Review by Steve Rhodes
3 stars out of 4
DANNY DECKCHAIR is a real sweetheart of an adult fairy tale from the Land Down
Under. This quirky comedy is something of a NOTTING HILL meets THE LORD OF THE
RINGS since it features actors NOTTING HILL's Rhys Ifans and THE LORD OF THE
RINGS's Miranda Otto playing a pair of unlikely lovers. It's the type of
good-spirited comedy that has the whole audience going "ohhhhhhh" in unison
when their romance briefly goes astray.
Danny Morgan (Ifans) is a restless man who, with his scruffy beard and his long
stringy hair, looks like a hermit. He is a bored concrete truck driver who
spends most of his time stuck on Sydney's roadways, going nowhere, an apt
metaphor for his marriage to Trudy (Justine Clarke). Trudy is an ambitious
real estate agent, whose ambitions center on her desire to have an affair with
Sandy Upman (Rhys Muldoon), a good-looking TV weatherman.
With one failed scheme after another -- like the time he tried to turn himself
into a human slingshot -- Danny tries to inject a little excitement into his
mundane existence. One bright idea of his, however, works beyond his wildest
dreams.
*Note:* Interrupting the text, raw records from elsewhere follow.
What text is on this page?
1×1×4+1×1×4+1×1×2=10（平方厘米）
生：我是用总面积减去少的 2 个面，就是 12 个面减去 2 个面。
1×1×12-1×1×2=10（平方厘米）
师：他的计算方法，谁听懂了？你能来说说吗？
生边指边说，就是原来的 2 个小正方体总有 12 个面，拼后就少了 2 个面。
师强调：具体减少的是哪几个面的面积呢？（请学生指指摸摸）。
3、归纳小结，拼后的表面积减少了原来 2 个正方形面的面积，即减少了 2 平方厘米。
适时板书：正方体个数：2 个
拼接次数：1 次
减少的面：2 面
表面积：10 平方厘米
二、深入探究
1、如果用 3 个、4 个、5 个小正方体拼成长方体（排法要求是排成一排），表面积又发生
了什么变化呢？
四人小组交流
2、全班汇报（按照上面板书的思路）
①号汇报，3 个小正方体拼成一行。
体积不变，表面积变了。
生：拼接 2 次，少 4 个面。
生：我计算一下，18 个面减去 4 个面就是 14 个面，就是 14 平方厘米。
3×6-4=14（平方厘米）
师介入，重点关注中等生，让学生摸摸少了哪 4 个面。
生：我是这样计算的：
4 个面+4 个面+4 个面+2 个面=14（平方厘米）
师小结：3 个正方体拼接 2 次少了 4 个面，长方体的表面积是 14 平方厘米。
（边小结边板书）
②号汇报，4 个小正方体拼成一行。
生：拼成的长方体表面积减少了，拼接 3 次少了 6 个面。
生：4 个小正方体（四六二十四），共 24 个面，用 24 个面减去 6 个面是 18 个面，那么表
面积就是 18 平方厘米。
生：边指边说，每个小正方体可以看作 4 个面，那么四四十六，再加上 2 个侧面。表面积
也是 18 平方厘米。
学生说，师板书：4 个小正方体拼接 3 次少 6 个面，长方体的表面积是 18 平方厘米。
Attaching balloons to his deckchair (a.k.a. lawn chair), he finds that
he can float, not just a little bit, but way up into the heavens where a big
storm is brewing.
Danny's journey out of this world into a better one turns him into a national
celebrity, which means that all of the camera crews and reporters spend their
time turning Trudy into one too. "Where did he go," the reporters want to
know, "and why did he do it?" This loss of her husband and the notoriety it
brings makes her one of the happiest and most sought after women in the
country. She is the center of attention, and she loves it.
Meanwhile up in the sky, Danny ends up descending rapidly. He drops straight
into the yard and the life of Glenda Lake (Otto), a meter maid in the remote,
small town of Clarence. Everyone in town knows everyone else, and everyone
knows that no one likes Glenda, the town's reigning wallflower. But --
surprise -- under Danny's glow, she blossoms into a real beauty. "You scrub up
well," Big Jim Craig (Anthony Phelan), Clarence's best known businessman, tells
her when he sees her with makeup on and wearing a revealing dress.
With the professor in residence -- which is what Glenda tells the locals that
Danny is -- the whole town begins to come alive. In the movie's funniest
episode, Darren Kehole (Angus King) decides he will start posing in the nude so
that the town's female artists-to-be, of which there seem to be an inordinately
large number, can have something to paint. He keeps them in streams of
giggles, as he attempts various poses not found in most classical paintings.
The movie, which is on the PG-side of PG-13, keeps all of this very chaste and
awfully cute.
Will Danny have to give up the happiness that he's found in Clarence or will
his big city woes eventually engulf him again? Trust in the power of the happy
ending.
DANNY DECKCHAIR runs a breezy 1:30. The film is in easy to understand
Australian without the need of American subtitles. It is rated PG-13 for
"sex-related situations" and would be acceptable for kids around 8 and up.